In a Guest Column published in the Wyoming Tribune Eagle, Anti-Defamation League Mountain States Regional Director Scott L. Levin writes:
The savage attack on parishioners at Emanuel AME Church in South Carolina reminds us that South Carolina, like Wyoming, is one of only five states that cannot legally recognize such acts for what they are: vicious hate crimes.
Hate crimes laws are essential tools for countering such bias-motivated violence and mitigating its impact.
As with South Carolina, Wyoming has its own infamous ties to a savage attack made for no other reason than the personal characteristics of the victim.
In 1998, Matthew Shepard was tortured and murdered simply because of his sexual orientation. Five and a half years after the adoption of the federal Matthew Shepard and James Byrd Jr.
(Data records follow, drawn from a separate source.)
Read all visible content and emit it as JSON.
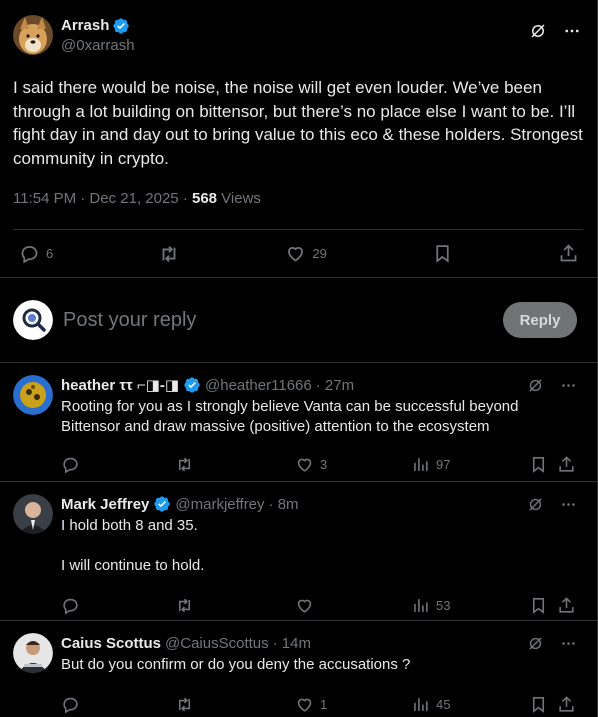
{
  "main_post": {
    "author_name": "Arrash",
    "author_handle": "@0xarrash",
    "text": "I said there would be noise, the noise will get even louder. We’ve been through a lot building on bittensor, but there’s no place else I want to be. I’ll fight day in and day out to bring value to this eco & these holders. Strongest community in crypto.",
    "time": "11:54 PM · Dec 21, 2025 · ",
    "views_count": "568",
    "views_label": " Views",
    "replies": "6",
    "likes": "29"
  },
  "reply_box": {
    "placeholder": "Post your reply",
    "button": "Reply"
  },
  "replies": [
    {
      "name": "heather ττ ⌐◨-◨",
      "handle": "@heather11666",
      "time": "· 27m",
      "text": "Rooting for you as I strongly believe Vanta can be successful beyond Bittensor and draw massive (positive) attention to the ecosystem",
      "likes": "3",
      "views": "97"
    },
    {
      "name": "Mark Jeffrey",
      "handle": "@markjeffrey",
      "time": "· 8m",
      "text": "I hold both 8 and 35.\n\nI will continue to hold.",
      "likes": "",
      "views": "53"
    },
    {
      "name": "Caius Scottus",
      "handle": "@CaiusScottus",
      "time": "· 14m",
      "text": "But do you confirm or do you deny the accusations ?",
      "likes": "1",
      "views": "45"
    }
  ],
  "colors": {
    "background": "#000000",
    "text": "#e7e9ea",
    "muted": "#71767b",
    "verified": "#1d9bf0",
    "border": "#2f3336"
  }
}
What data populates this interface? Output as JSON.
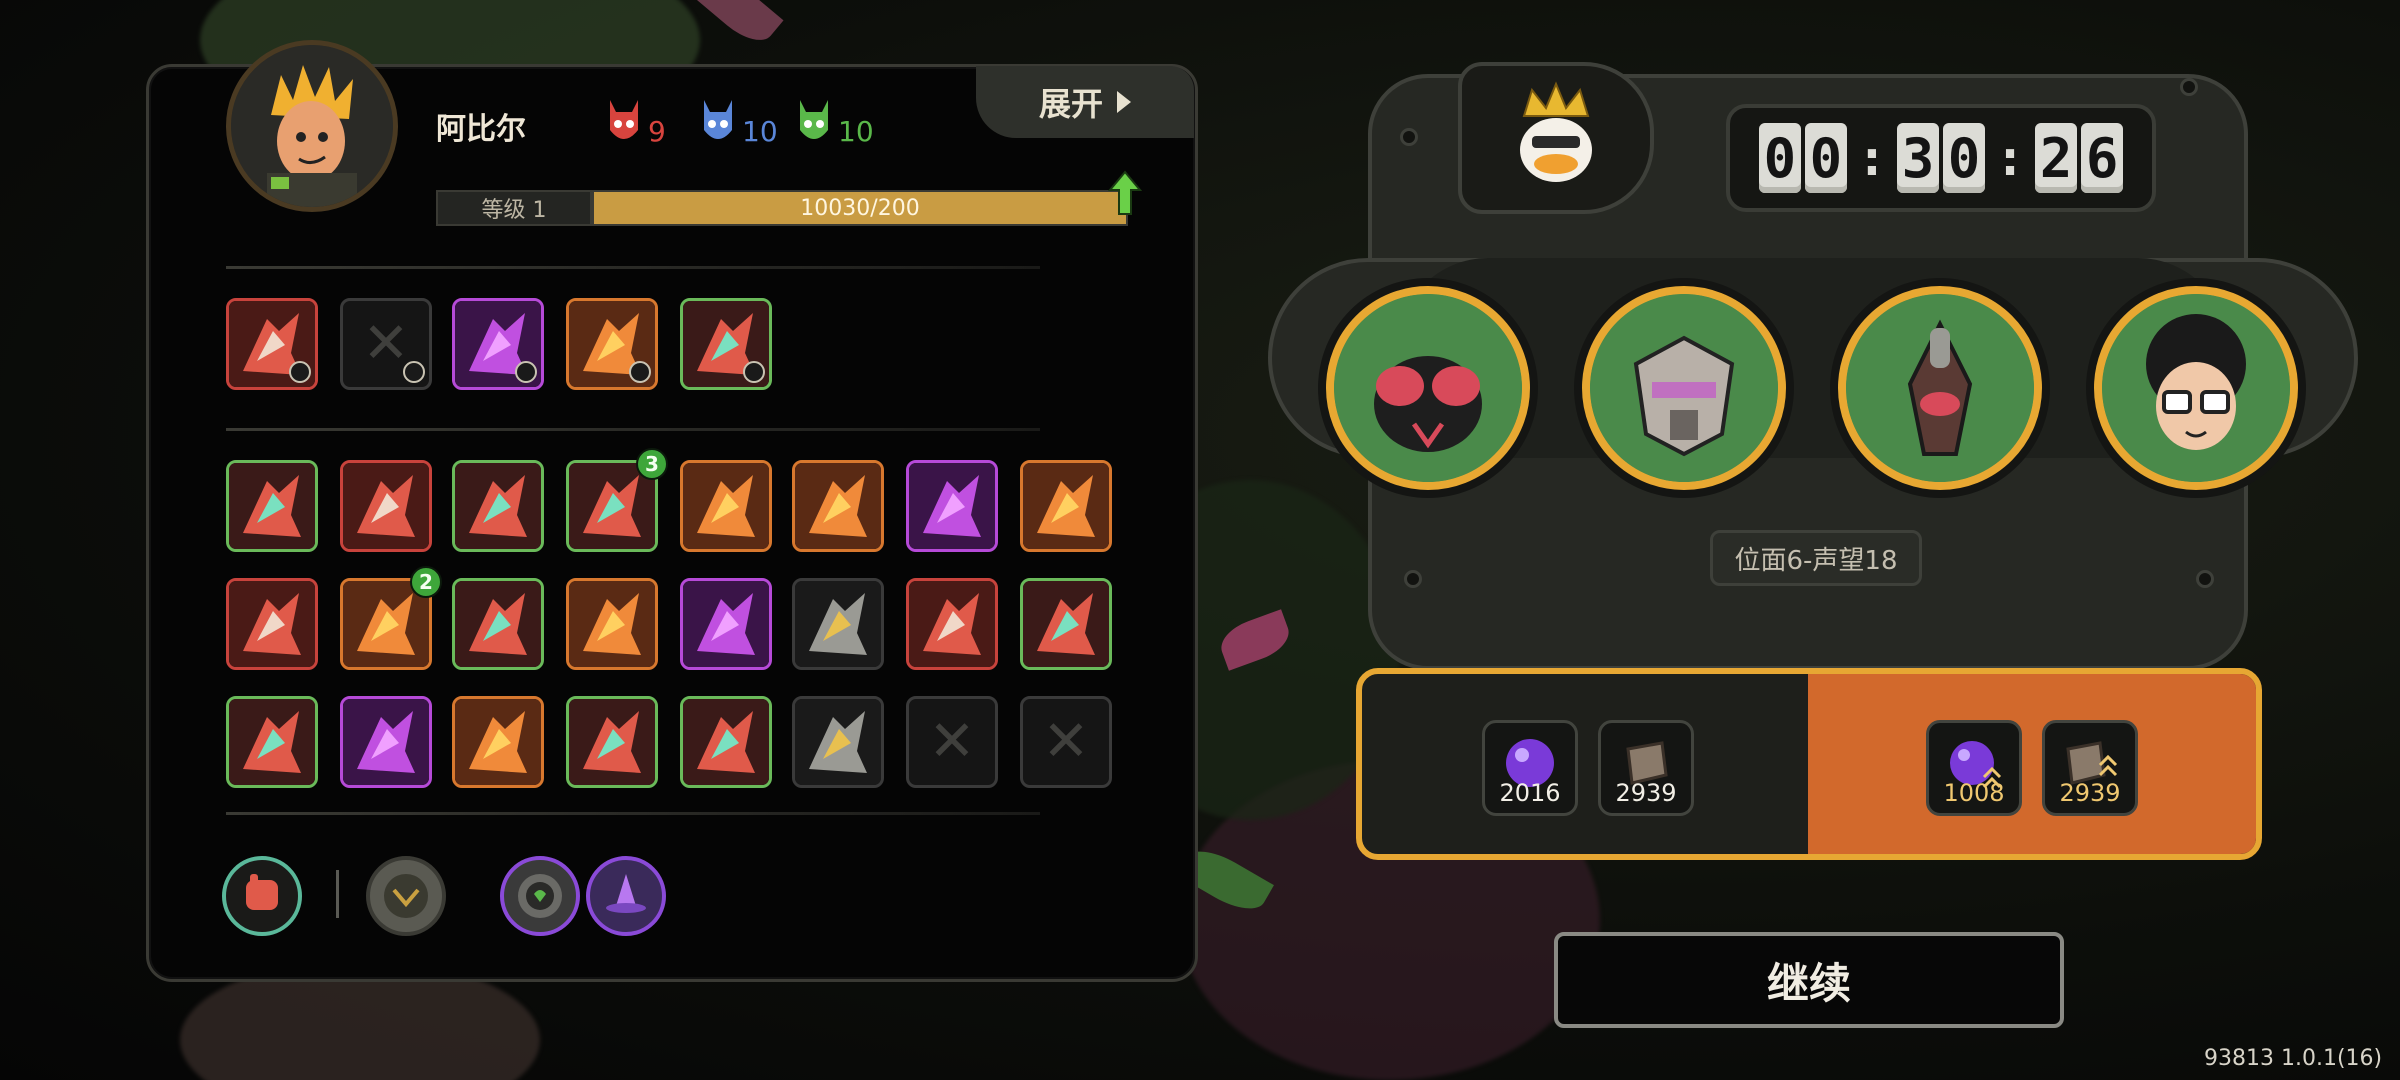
{
  "hero": {
    "name": "阿比尔",
    "stats": [
      {
        "icon": "red-mask-icon",
        "value": "9",
        "color": "#d8443e"
      },
      {
        "icon": "blue-mask-icon",
        "value": "10",
        "color": "#5a86d8"
      },
      {
        "icon": "green-mask-icon",
        "value": "10",
        "color": "#5ab84a"
      }
    ],
    "expand_label": "展开",
    "level_label": "等级 1",
    "xp_text": "10030/200",
    "xp_fill_fraction": 1.0
  },
  "active_skills": [
    {
      "icon": "claw-skill-icon",
      "border": "red"
    },
    {
      "icon": "empty-slot-icon",
      "border": "gray"
    },
    {
      "icon": "slash-skill-icon",
      "border": "purple"
    },
    {
      "icon": "fire-face-skill-icon",
      "border": "orange"
    },
    {
      "icon": "helmet-skill-icon",
      "border": "green"
    }
  ],
  "passive_skills": [
    {
      "icon": "blades-icon",
      "border": "green"
    },
    {
      "icon": "gears-icon",
      "border": "red"
    },
    {
      "icon": "dagger-icon",
      "border": "green"
    },
    {
      "icon": "banner-icon",
      "border": "green",
      "stack": "3"
    },
    {
      "icon": "teeth-icon",
      "border": "orange"
    },
    {
      "icon": "twin-blades-icon",
      "border": "orange"
    },
    {
      "icon": "star-orb-icon",
      "border": "purple"
    },
    {
      "icon": "gold-mask-icon",
      "border": "orange"
    },
    {
      "icon": "spears-icon",
      "border": "red"
    },
    {
      "icon": "twin-swords-icon",
      "border": "orange",
      "stack": "2"
    },
    {
      "icon": "twist-icon",
      "border": "green"
    },
    {
      "icon": "shield-orb-icon",
      "border": "orange"
    },
    {
      "icon": "lightning-icon",
      "border": "purple"
    },
    {
      "icon": "crown-burst-icon",
      "border": "gray"
    },
    {
      "icon": "vortex-icon",
      "border": "red"
    },
    {
      "icon": "hand-icon",
      "border": "green"
    },
    {
      "icon": "arrows-icon",
      "border": "green"
    },
    {
      "icon": "thorn-eye-icon",
      "border": "purple"
    },
    {
      "icon": "rocks-icon",
      "border": "orange"
    },
    {
      "icon": "green-flame-icon",
      "border": "green"
    },
    {
      "icon": "beast-green-icon",
      "border": "green"
    },
    {
      "icon": "beast-gray-icon",
      "border": "gray"
    },
    {
      "icon": "empty-slot-icon",
      "border": "gray"
    },
    {
      "icon": "empty-slot-icon",
      "border": "gray"
    }
  ],
  "equipment": [
    {
      "icon": "fist-icon"
    },
    {
      "icon": "beast-coin-icon"
    },
    {
      "icon": "heart-orb-icon"
    },
    {
      "icon": "witch-hat-icon"
    }
  ],
  "timer": {
    "hours": "00",
    "minutes": "30",
    "seconds": "26"
  },
  "opponents": [
    {
      "icon": "fly-creature-icon"
    },
    {
      "icon": "robot-mask-icon"
    },
    {
      "icon": "mantis-icon"
    },
    {
      "icon": "glasses-kid-icon"
    }
  ],
  "realm_label": "位面6-声望18",
  "rewards": {
    "base": [
      {
        "icon": "purple-orb-icon",
        "amount": "2016"
      },
      {
        "icon": "book-icon",
        "amount": "2939"
      }
    ],
    "boosted": [
      {
        "icon": "purple-orb-boost-icon",
        "amount": "1008"
      },
      {
        "icon": "book-boost-icon",
        "amount": "2939"
      }
    ]
  },
  "continue_label": "继续",
  "version": "93813 1.0.1(16)",
  "colors": {
    "accent_gold": "#e7a733",
    "reward_orange": "#d2692c",
    "xp_bar": "#c99c43"
  }
}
Hate Crimes Prevention Act, it is time for Wyoming to join the 45 other states that have already adopted a hate crimes statute.
Hate crimes laws are more than just vehicles for increasing sentences for criminals who target victims based on race, religion or other characteristics. They also are a way for society to recognize that these crimes strike special fear within victimized groups, fragment communities and tear at the very fabric of our democratic way of life.
Every major police organization in the country has supported hate crime laws. The FBI has been collecting hate crime data from 18,000 police agencies across the country since 1990. In 2013, the most recent FBI data, almost 6,000 hate crimes were committed – almost one every 90 minutes of every day.
Despite the unique societal impact of hate crimes and decades of data demonstrating the utility of these laws, there are still some detractors who claim that hate crimes laws punish thought or religious speech.
Not true. Americans are free to believe and say whatever they want. Hate crimes punish criminal acts. The U.S. Supreme Court unanimously upheld hate crime laws against a First Amendment challenge in 1993.
Others may wrongly assert that hate crimes laws provide special rights for certain minorities. But hate crime laws are color blind. These laws protect all Americans by covering crimes when the victim is targeted because of race, religion, sexual orientation or other personal characteristics.
It would be naïve to think that racism and bigotry can be legislated away. But hate crimes laws are an essential component in deterring and preventing these crimes. Hate crimes charges help to send the important message that we recognize hate crimes for what they are and will not tolerate them.
Charleston is only the most recent reminder about the dangers of unchecked hatred and bigotry in America. It is long past time for Wyoming, South Carolina and the three other states that have thus far failed to do so to adopt hate crimes laws.